En ce moment, le village indien offrait l'image la plus parfaite du calme et du bien-être que procure la paix.
Le jour commençait à pâlir: le soleil descendait lentement à l'horizon, et ses derniers rayons, enflammant les nuages et colorant leurs bords de lueurs rousses, attachaient des teintes lumineuses à la cime des arbres et aux toits aigus des wigwams. De la plaine silencieuse, où déjà s'étendaient les premières ombres, montait une brume légère dont les ondes demi-transparentes semblaient les plis interposés d'une gaze, tandis que les oiseaux se hâtaient en criant vers le gîte de la nuit. Sur la place du village se tenaient femmes, les vieillards et les jeunes hommes qui n'avaient pu accompagner les chasseurs. Les plus vieux guerriers, groupés près des tentes, parlaient de leurs hauts faits de chasse ou de guerre, tout en aspirant la fumée de leur pipe. Les plus jeunes préparaient des armes, polissant des pointes de flèches et de lances, aiguisant le tranchant des haches ou taillant les peaux de bison pour en faire des vêtements. Les femmes tressaient les joncs en nattes ou préparaient la nourriture, tout en surveillant leurs enfants qui complètement nus, jouaient, criaient se poursuivaient et se roulaient dans la poussière.
Sur le seuil de la demeure du chef, deux femmes étaient assises.
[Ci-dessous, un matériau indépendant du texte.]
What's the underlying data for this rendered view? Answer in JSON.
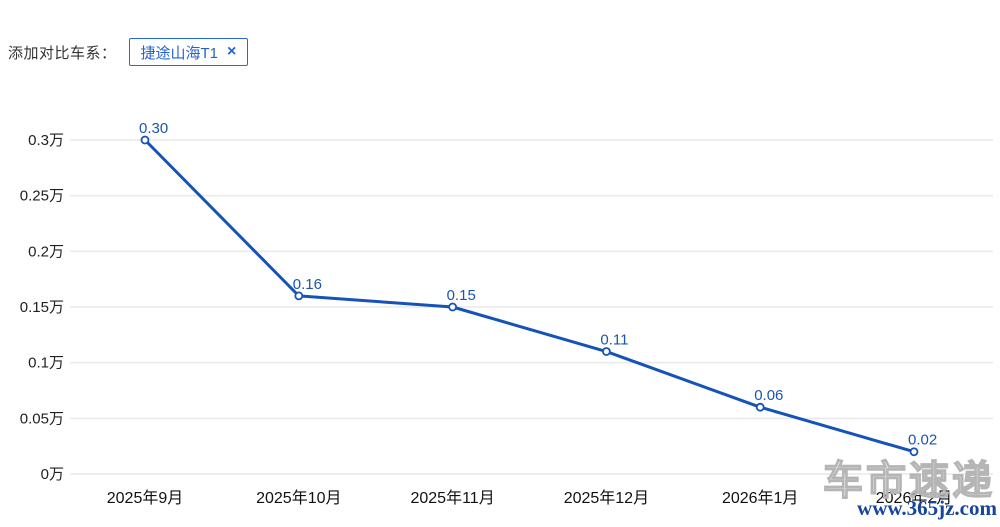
{
  "header": {
    "label": "添加对比车系：",
    "chip": {
      "label": "捷途山海T1",
      "close_icon": "×"
    }
  },
  "colors": {
    "line": "#1553b8",
    "point_fill": "#ffffff",
    "point_label": "#1a56b0",
    "grid": "#e9e9e9",
    "y_tick_text": "#222222",
    "x_tick_text": "#111111",
    "chip_blue": "#2a6ad0",
    "watermark_outline": "#b5b5b5",
    "watermark_url": "#16459e"
  },
  "chart_data": {
    "type": "line",
    "series_name": "捷途山海T1",
    "categories": [
      "2025年9月",
      "2025年10月",
      "2025年11月",
      "2025年12月",
      "2026年1月",
      "2026年2月"
    ],
    "values": [
      0.3,
      0.16,
      0.15,
      0.11,
      0.06,
      0.02
    ],
    "point_labels": [
      "0.30",
      "0.16",
      "0.15",
      "0.11",
      "0.06",
      "0.02"
    ],
    "y_ticks": [
      0,
      0.05,
      0.1,
      0.15,
      0.2,
      0.25,
      0.3
    ],
    "y_tick_labels": [
      "0万",
      "0.05万",
      "0.1万",
      "0.15万",
      "0.2万",
      "0.25万",
      "0.3万"
    ],
    "ylim": [
      0,
      0.3
    ],
    "unit": "万",
    "grid": true,
    "legend_position": "none",
    "title": "",
    "xlabel": "",
    "ylabel": ""
  },
  "watermark": {
    "brand": "车市速递",
    "url": "www.365jz.com"
  }
}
L'une offrait les signes de cette vieillesse précoce qui atteint les femmes indiennes, esclaves autant que compagnes, bêtes de somme autant qu'épouses. L'autre était une jeune fille d'une merveilleuse beauté. Son costume se distinguait par son luxe de celui des autres jeunes filles du village. Use composait d'une tunique de laine blanche à grandes raies rouges serrée à la taille par une ceinture de coquillages et laissant à nu les épaules et les bras, d'une sorte de jupe s'arrêtant un peu au-dessous du genou et entièrement formée de plumes entremêlées et nuancées avec un art et une patience admirables. Ses pieds étaient revenus de mocassins en cuir, retenus par des bandelettes incrustées de coquillages comme la ceinture et s'entrecroisant jusqu'au milieu de la jambe.
Quelques plumes implantées parmi les longues tresses d'ébène de sa chevelure et formant diadème autour du front complétaient l'habillement de la jeune Indienne.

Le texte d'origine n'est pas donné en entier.